Brislington House Long Fox Manor Now luxury flats and re-named after a Georgian pioneer in psychiatric treatment, the old Brislington House is more warmly remembered as a home for nurses.There is a 150 year-old link between Brislington, Bristol and the City of the Eels in Australia.
Brislington House was built in 1821, and for nearly a century housed the Brown family of doctors. However, even older Bristolians would have problems recognising it because it stands in Parramatta, New South Wales, Australia.
Yet there is a strong link with Bristol’s Brislington and Keynsham and that part of Australia, as former Bristolian Bill Cridland discovered on a visit. The house was built for one John Hodge, a prisoner who had been transported to New South Wales in 1806. He tried to escape by stowing away on a whaler, but was recaptured, so he settled down-under with a wife and children and began a life of petty crime. He managed to win his freedom with a rather dubious venture involving horse and cart hire, and ran a very successful illicit grog business.
Then he won £1,000 in gold at cards, bought some land and started building the house. As the eight of diamonds had been his winning card, he had an eight of diamonds design picked out in brickwork on a back wall. However Hodge had to sell the house when he was jailed for a year for illegally selling drink. It was then discovered that his kitchen fireplace had been made from a stolen mortuary stone (the slab later became a garden seat).

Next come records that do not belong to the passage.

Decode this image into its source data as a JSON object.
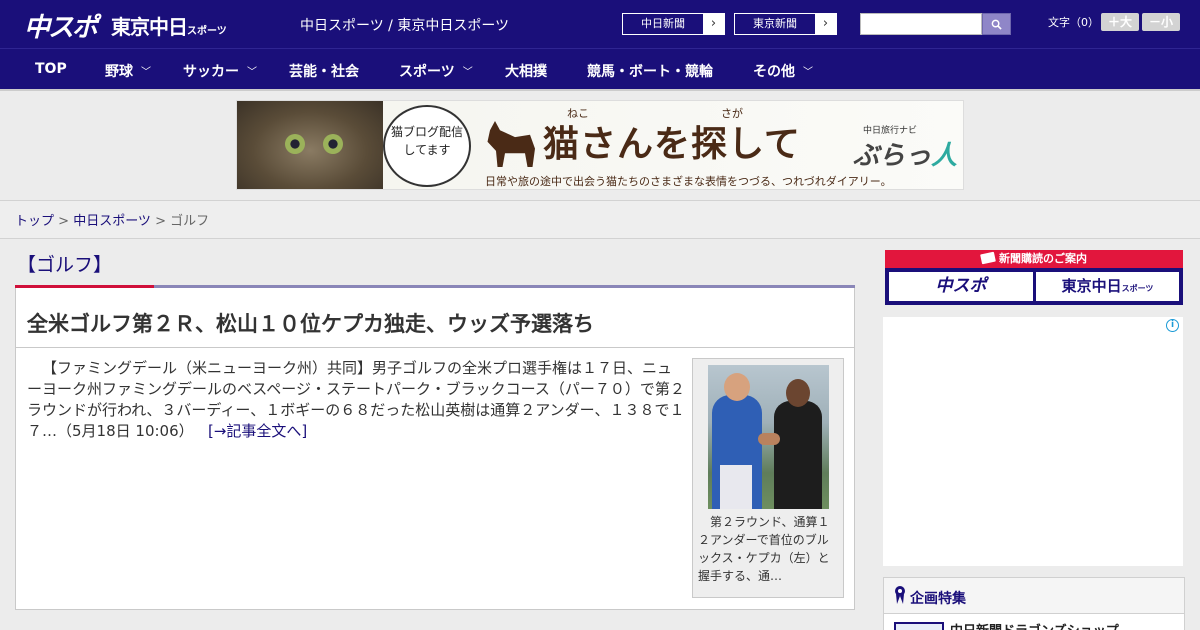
{
  "header": {
    "logo_chuspo": "中スポ",
    "logo_tokyo_main": "東京中日",
    "logo_tokyo_small": "スポーツ",
    "site_title": "中日スポーツ / 東京中日スポーツ",
    "btn_chunichi": "中日新聞",
    "btn_tokyo": "東京新聞",
    "font_label": "文字（0）",
    "font_big": "＋大",
    "font_small": "－小"
  },
  "nav": {
    "items": [
      {
        "label": "TOP",
        "has_menu": false
      },
      {
        "label": "野球",
        "has_menu": true
      },
      {
        "label": "サッカー",
        "has_menu": true
      },
      {
        "label": "芸能・社会",
        "has_menu": false
      },
      {
        "label": "スポーツ",
        "has_menu": true
      },
      {
        "label": "大相撲",
        "has_menu": false
      },
      {
        "label": "競馬・ボート・競輪",
        "has_menu": false
      },
      {
        "label": "その他",
        "has_menu": true
      }
    ]
  },
  "banner": {
    "bubble_text": "猫ブログ配信してます",
    "title": "猫さんを探して",
    "ruby_neko": "ねこ",
    "ruby_saga": "さが",
    "subtitle": "日常や旅の途中で出会う猫たちのさまざまな表情をつづる、つれづれダイアリー。",
    "brand_small": "中日旅行ナビ",
    "brand_main": "ぶらっ",
    "brand_accent": "人"
  },
  "breadcrumb": {
    "top": "トップ",
    "sep1": " > ",
    "parent": "中日スポーツ",
    "sep2": " > ",
    "current": "ゴルフ"
  },
  "section": {
    "title": "【ゴルフ】"
  },
  "article": {
    "title": "全米ゴルフ第２Ｒ、松山１０位ケプカ独走、ウッズ予選落ち",
    "body": "【ファミングデール（米ニューヨーク州）共同】男子ゴルフの全米プロ選手権は１７日、ニューヨーク州ファミングデールのベスページ・ステートパーク・ブラックコース（パー７０）で第２ラウンドが行われ、３バーディー、１ボギーの６８だった松山英樹は通算２アンダー、１３８で１７…（5月18日 10:06）",
    "more": "[→記事全文へ]",
    "caption": "第２ラウンド、通算１２アンダーで首位のブルックス・ケプカ（左）と握手する、通…"
  },
  "sidebar": {
    "subscribe_head": "新聞購読のご案内",
    "sub_chuspo": "中スポ",
    "sub_tokyo": "東京中日",
    "sub_tokyo_small": "スポーツ",
    "ad_info": "i",
    "feature_title": "企画特集",
    "feature_item": "中日新聞ドラゴンズショップ"
  },
  "colors": {
    "brand_navy": "#1a0f7a",
    "accent_red": "#d0103a"
  }
}
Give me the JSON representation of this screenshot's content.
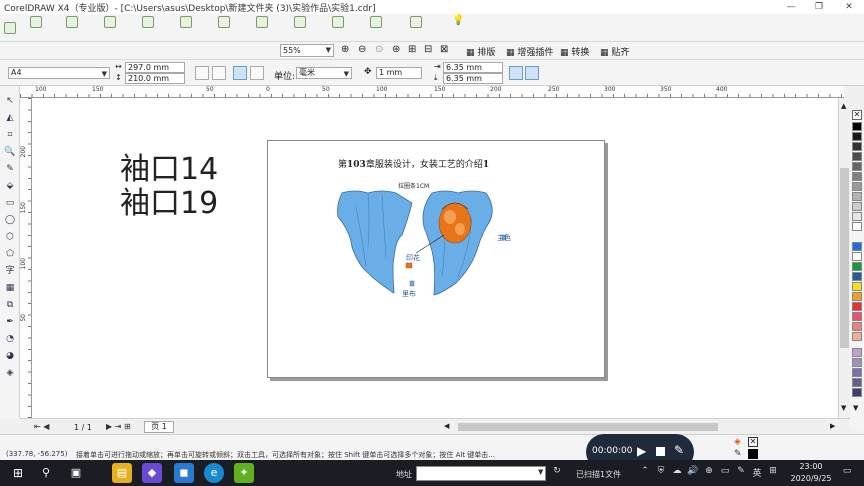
{
  "window": {
    "title": "CorelDRAW X4（专业版）- [C:\\Users\\asus\\Desktop\\新建文件夹 (3)\\实验作品\\实验1.cdr]",
    "minimize": "—",
    "maximize": "❐",
    "close": "✕"
  },
  "toolbar2": {
    "zoom_value": "55%",
    "buttons": [
      "排版",
      "增强插件",
      "转换",
      "贴齐"
    ]
  },
  "propbar": {
    "paper_size": "A4",
    "width": "297.0 mm",
    "height": "210.0 mm",
    "units_label": "单位:",
    "units_value": "毫米",
    "nudge": "1 mm",
    "dup_x": "6.35 mm",
    "dup_y": "6.35 mm"
  },
  "rulers": {
    "h_labels": [
      "100",
      "150",
      "50",
      "0",
      "50",
      "100",
      "150",
      "200",
      "250",
      "300",
      "350",
      "400"
    ],
    "v_labels": [
      "200",
      "150",
      "100",
      "50"
    ]
  },
  "canvas": {
    "text_line1": "袖口14",
    "text_line2": "袖口19",
    "page_title_pre": "第",
    "page_title_num": "103",
    "page_title_mid": "章服装设计，女装工艺的介绍",
    "page_title_suf": "1",
    "caption": "拉圈条1CM",
    "label_print": "印花",
    "label_main": "主色",
    "label_fabric": "里布"
  },
  "pager": {
    "page_count": "1 / 1",
    "page_tab": "页 1"
  },
  "statusbar": {
    "coords": "(337.78, -56.275)",
    "hint": "接着单击可进行拖动或缩放；再单击可旋转或倾斜；双击工具，可选择所有对象；按住 Shift 键单击可选择多个对象；按住 Alt 键单击..."
  },
  "player": {
    "time": "00:00:00"
  },
  "taskbar": {
    "address_label": "地址",
    "tray_text": "已扫描1文件",
    "clock_time": "23:00",
    "clock_date": "2020/9/25"
  },
  "palette_colors": [
    "#ffffff",
    "#000000",
    "#1a1a1a",
    "#333333",
    "#4d4d4d",
    "#666666",
    "#808080",
    "#999999",
    "#b3b3b3",
    "#cccccc",
    "#e6e6e6",
    "#ffffff",
    "#1f6fd1",
    "#ffffff",
    "#1a9a3a",
    "#2a5a9a",
    "#f0e020",
    "#f0a020",
    "#e83030",
    "#f05070",
    "#f08080",
    "#c0a0d0",
    "#a090c0",
    "#8070b0",
    "#606090",
    "#404070"
  ]
}
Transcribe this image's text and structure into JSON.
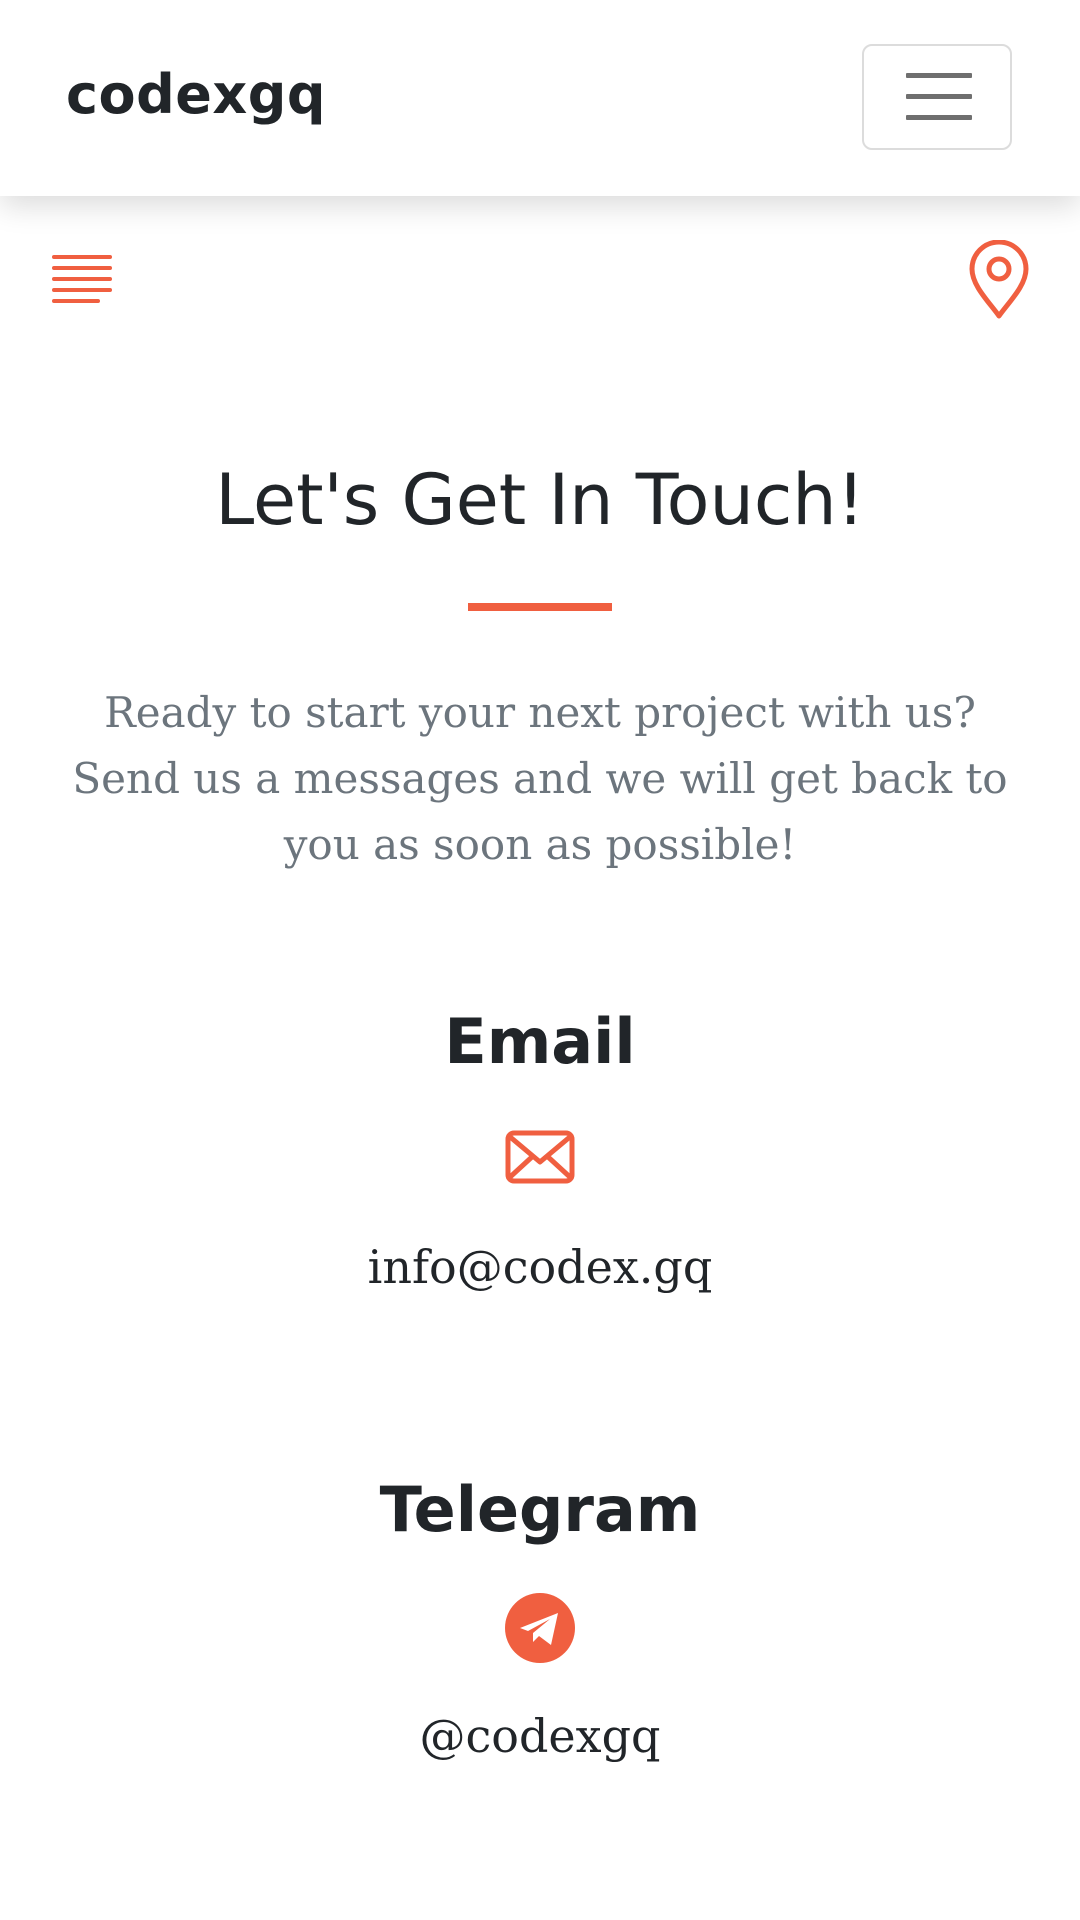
{
  "navbar": {
    "brand": "codexgq",
    "toggler_icon": "hamburger-icon"
  },
  "toolbar": {
    "menu_icon": "list-lines-icon",
    "location_icon": "map-pin-icon"
  },
  "contact": {
    "heading": "Let's Get In Touch!",
    "lead": "Ready to start your next project with us? Send us a messages and we will get back to you as soon as possible!",
    "email": {
      "title": "Email",
      "icon": "envelope-icon",
      "value": "info@codex.gq"
    },
    "telegram": {
      "title": "Telegram",
      "icon": "telegram-icon",
      "value": "@codexgq"
    }
  },
  "colors": {
    "accent": "#f05f40",
    "text": "#212529",
    "muted": "#6c757d"
  }
}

The house was sold in 1825 together with one of the first five wells dug in Australia. By 1857, it was occupied by Dr Walter Brown who named it Brislington after the (then) Somerset village in which he was born in 1821. He was one of nine children of architect John Brown and his wife Mary. His mother died when he was 10 but he was well educated by his father.
When he was 16 he was apprenticed to Bristol surgeon I.G. Lansdown before training further at Edinburgh University. He became a General Practitioner in Keynsham before emigrating to New South Wales where he settled in Parramatta (Aborigine for ‘City of the Eels’).
image above: Brislington House. The home of the Brown family in Parramatta, New South Wales.
When British troops withdrew from the colony, the Parramatta Volunteer Rifle Corps was founded with Dr Brown as captain. Every evening the corps marched down the main street from the government house to assemble outside Brislington where the union flag was lowered at sunset.
Dr Brown was also a strong force behind the development of hospital facilities in the settlement after having to remove an ovarian cyst from a patient in a local boarding house. By the time he died in 1897, a new hospital was under construction. His son, Walter Sigismund, took over Brislington and the practice in 1889, and his grandson, Keith, followed in 1919. But in 1947, the hospital decided to take over Brislington as a nurses home and Dr Keith moved to a nearby street until his death in 1962.
Brislington had been a family home and medical practice for 92 years, and today houses a collection of medical and nursing memorabilia. It also holds some pictures of Bristol’s Brislington. Bill Cridland, who lived in Be-I-Bristol, Yennora, New South Wales, comments, ‘I took a book along showing some pictures of Brislington old and new, which they copied, so they may find a space there somewhere.
As Walter Brown was one of five children, it is likely that there are still members of the family still living in Bristol’.